The Securities and Exchange Commission recently filed an amicus brief in the Vigilant Ins. Co. et al. v. The Bear Stearns Cos., Inc. insurance coverage litigation. On June 19, 2007, an intermediate New York State appellate court held that a question of fact existed as to whether a component of an SEC settlement that was specifically labeled as disgorgement actually constituted the kind of disgorgement that many courts have deemed uninsurable as a matter of public policy. (Previous post on this decision here). Recognizing the significance of the legal issues presented, the appellate court certified an appeal to the New York Court of Appeals (New York's highest court) and granted the SEC's motion to file an amicus (i.e., "friend of the court") brief in connection with the appeal.
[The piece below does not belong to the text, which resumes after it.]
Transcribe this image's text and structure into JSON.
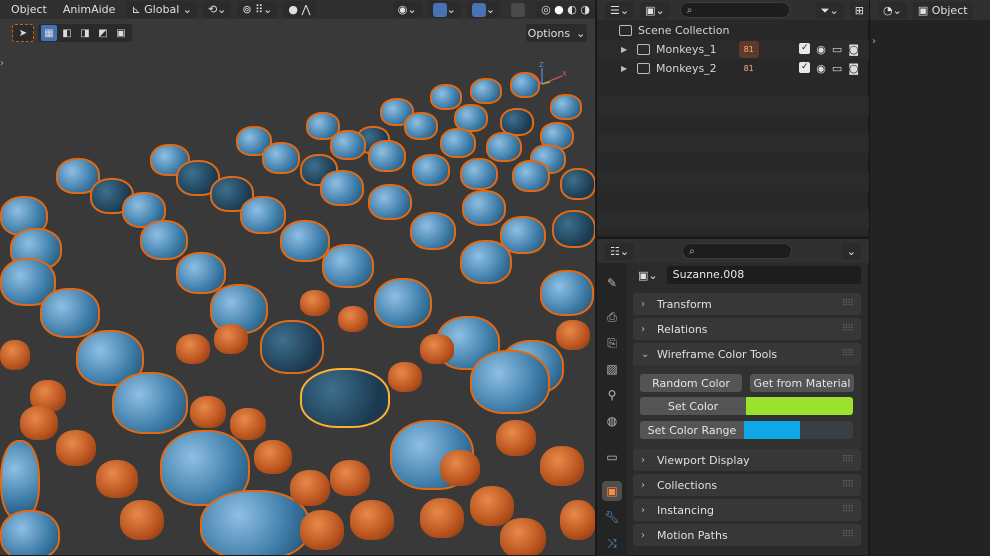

In its amicus brief, available here, the SEC takes the position that there is no triable issue of fact here, and that the Bear Stearns settlement labeled as a "disgorgement" was in fact a disgorgement of ill-gotten gains. The SEC's position runs contrary to Bear Stearns' argument that the settlement component labeled "disgorgement" was a "legal fiction," and simply represented compensatory damages, a form of relief that is not permitted in an SEC action under the federal securities laws. Interestingly, the SEC appears to be concerned that, if the appeals court accepts Bear Stearns' argument, the SEC could be seen to be stepping outside its bounds of authority by obtaining compensatory damages, notwithstanding Congress' expressed intent to limit SEC recoveries to fines, penalties and disgorgements.
The SEC does not take a position in its amicus brief on the substantive insurance issue presented in the case, i.e., whether a settlement representing disgorgement is uninsurable as a matter of law. This is consistent with past SEC practices of refusing to be dragged into ancillary legal disputes that do not fall within the SEC's regulatory territory.